L’imminence d’une Révolution culturelle en Haïti, notre pays

—par Marcien Guy-Frantz Toussaint (Gifrants)

  1. La polarisation de nos classes sociales
  2. L’exodus de nos compatriotes
  3. Le refoulement de nos concitoyens dans notre pays
  4. L’impact de la diaspora dans notre vie socio-politique, socio-économique et socio-culturelle
  5. L’effondrement de nos institutions
  6. L’officialisation de la langue créole
  7. L’échec de la classe politique traditionnelle

Les points ci-haut représentent autant de faits importants dont les conséquences ne peuvent être négligées. Nous sommes en train de vivre l’une des périodes les plus critiques de notre existence de peuple et de nation. Il incombe à tous patriotes, intellectuels ou non, de s’investir du courage, de la volonté, de l’intelligence et surtout de l’amour pour la liberté qui ont motivé et animé le cœur et l’esprit de nos ancêtres, pour redresser cette situation honteuse et indigne de notre histoire.

Au cours de ces deux derniers siècles, nous avons failli d’arriver à un général consensus à l’intérieur de notre pays.

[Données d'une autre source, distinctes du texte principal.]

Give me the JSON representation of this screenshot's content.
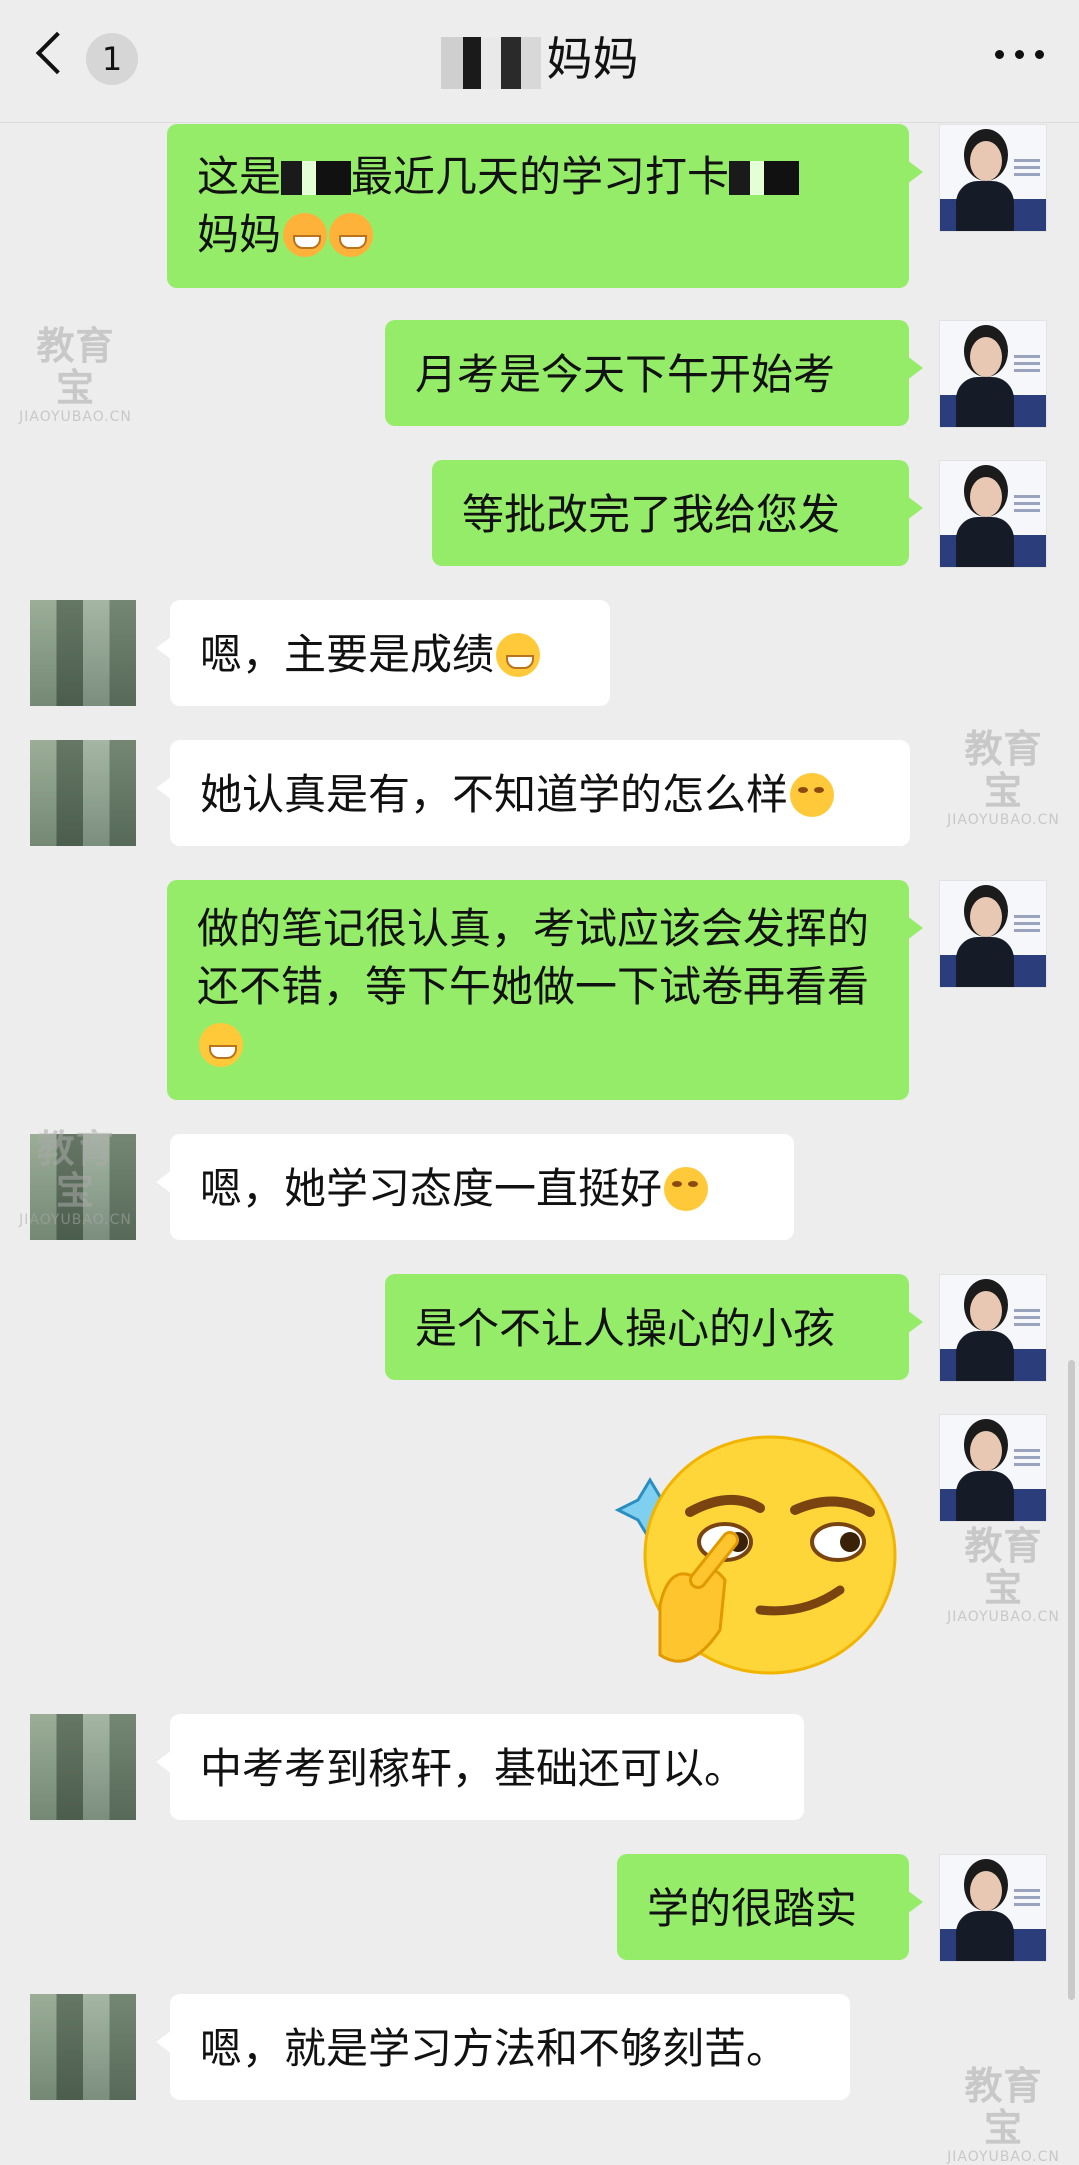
{
  "header": {
    "back_count": "1",
    "title_suffix": "妈妈"
  },
  "messages": [
    {
      "id": "m1",
      "from": "self",
      "text": "这是",
      "text2": "最近几天的学习打卡",
      "text3": "妈妈"
    },
    {
      "id": "m2",
      "from": "self",
      "text": "月考是今天下午开始考"
    },
    {
      "id": "m3",
      "from": "self",
      "text": "等批改完了我给您发"
    },
    {
      "id": "m4",
      "from": "other",
      "text": "嗯，主要是成绩"
    },
    {
      "id": "m5",
      "from": "other",
      "text": "她认真是有，不知道学的怎么样"
    },
    {
      "id": "m6",
      "from": "self",
      "text": "做的笔记很认真，考试应该会发挥的还不错，等下午她做一下试卷再看看"
    },
    {
      "id": "m7",
      "from": "other",
      "text": "嗯，她学习态度一直挺好"
    },
    {
      "id": "m8",
      "from": "self",
      "text": "是个不让人操心的小孩"
    },
    {
      "id": "m9",
      "from": "self",
      "sticker": "thinking-face-sticker"
    },
    {
      "id": "m10",
      "from": "other",
      "text": "中考考到稼轩，基础还可以。"
    },
    {
      "id": "m11",
      "from": "self",
      "text": "学的很踏实"
    },
    {
      "id": "m12",
      "from": "other",
      "text": "嗯，就是学习方法和不够刻苦。"
    }
  ],
  "watermark": {
    "big": "教育宝",
    "small": "JIAOYUBAO.CN"
  },
  "colors": {
    "self_bubble": "#95ec69",
    "other_bubble": "#ffffff",
    "background": "#ededed"
  }
}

Les alliances et les compromis n’ont abouti qu’à des guerres intestines, minées par des exils et des coups d’État intermittents, tout en créant une instabilité politique constante même en temps de paix apparente instiguée par des dictatures froides, oppressives et répressives.

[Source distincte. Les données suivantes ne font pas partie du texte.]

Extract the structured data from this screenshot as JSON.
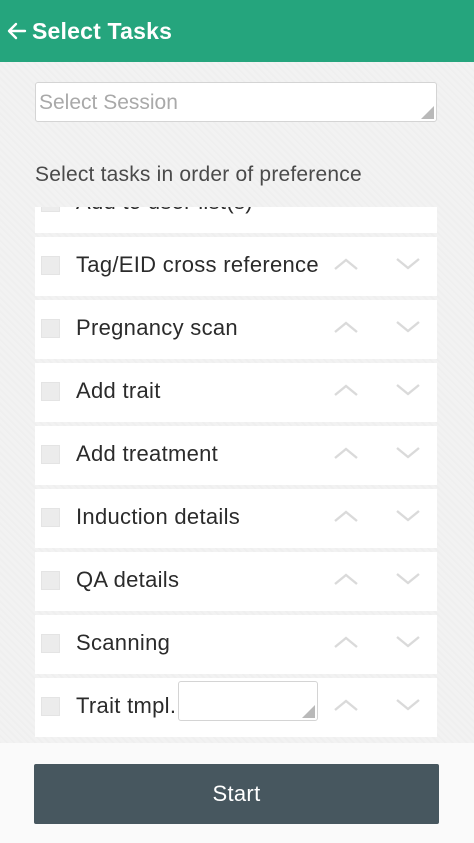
{
  "header": {
    "title": "Select Tasks",
    "back_icon": "arrow-left-icon",
    "color": "#25a57d"
  },
  "session": {
    "placeholder": "Select Session"
  },
  "instruction": "Select tasks in order of preference",
  "tasks": [
    {
      "label": "Add to user list(s)",
      "checked": false
    },
    {
      "label": "Tag/EID cross reference",
      "checked": false
    },
    {
      "label": "Pregnancy scan",
      "checked": false
    },
    {
      "label": "Add trait",
      "checked": false
    },
    {
      "label": "Add treatment",
      "checked": false
    },
    {
      "label": "Induction details",
      "checked": false
    },
    {
      "label": "QA details",
      "checked": false
    },
    {
      "label": "Scanning",
      "checked": false
    },
    {
      "label": "Trait tmpl.",
      "checked": false,
      "has_template_select": true
    }
  ],
  "footer": {
    "start_label": "Start",
    "button_color": "#47575f"
  }
}
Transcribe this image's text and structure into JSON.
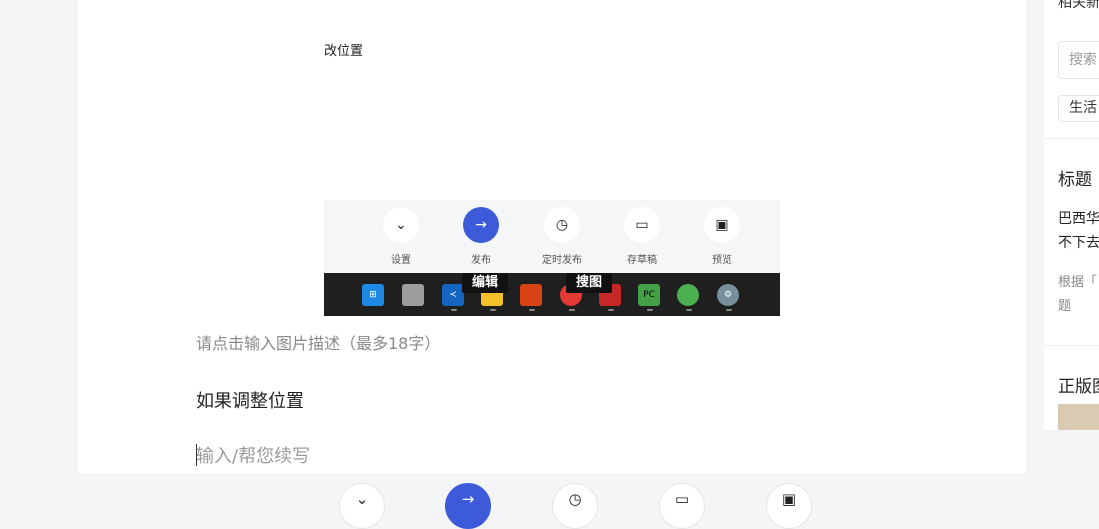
{
  "editor": {
    "image_top_text": "改位置",
    "image_actions": [
      {
        "label": "设置",
        "icon": "chevron-down-icon",
        "glyph": "⌄",
        "primary": false
      },
      {
        "label": "发布",
        "icon": "arrow-right-icon",
        "glyph": "→",
        "primary": true
      },
      {
        "label": "定时发布",
        "icon": "clock-icon",
        "glyph": "◷",
        "primary": false
      },
      {
        "label": "存草稿",
        "icon": "draft-icon",
        "glyph": "▭",
        "primary": false
      },
      {
        "label": "预览",
        "icon": "preview-icon",
        "glyph": "▣",
        "primary": false
      }
    ],
    "taskbar_tooltips": [
      "编辑",
      "搜图"
    ],
    "taskbar_icons": [
      "windows-start-icon",
      "task-view-icon",
      "vscode-icon",
      "file-explorer-icon",
      "app-icon",
      "chrome-icon",
      "app-icon",
      "pycharm-icon",
      "wechat-icon",
      "settings-icon"
    ],
    "image_caption_placeholder": "请点击输入图片描述（最多18字）",
    "paragraph": "如果调整位置",
    "continue_placeholder": "输入/帮您续写"
  },
  "sidebar": {
    "top_partial": "相关新",
    "search_placeholder": "搜索",
    "tag": "生活",
    "section_title": "标题",
    "title_item_line1": "巴西华",
    "title_item_line2": "不下去",
    "hint_line1": "根据「",
    "hint_line2": "题",
    "copyright_title": "正版图"
  },
  "bottom_bar": [
    {
      "icon": "chevron-down-icon",
      "glyph": "⌄",
      "primary": false
    },
    {
      "icon": "arrow-right-icon",
      "glyph": "→",
      "primary": true
    },
    {
      "icon": "clock-icon",
      "glyph": "◷",
      "primary": false
    },
    {
      "icon": "draft-icon",
      "glyph": "▭",
      "primary": false
    },
    {
      "icon": "preview-icon",
      "glyph": "▣",
      "primary": false
    }
  ],
  "colors": {
    "accent": "#3d5bd9",
    "background": "#f4f5f7",
    "taskbar": "#1f1f1f"
  }
}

Un consensus politique ne peut pas s’établir après des élections. Cependant, l’arrêt d’un consensus ouvre la voie vers la concrétisation d’un processus politique destiné à garantir une harmonie durable au sein d’une société ou d’une nation. L’élément de cette pierre centrale sur laquelle doit se reposer cette harmonie réside dans notre nationalité et identité—l’haïtianisme.

Il est impératif de définir l’haïtianisme

Notre Constitution stipule ce qui suit pour la nationalité haïtienne:

«Possède la nationalité haïtienne d’origine, tout individu né d’un père haïtien ou d’une mère haïtienne qui eux-mêmes sont nés Haïtiens et n’avaient jamais renoncé à leur nationalité au moment de la naissance.»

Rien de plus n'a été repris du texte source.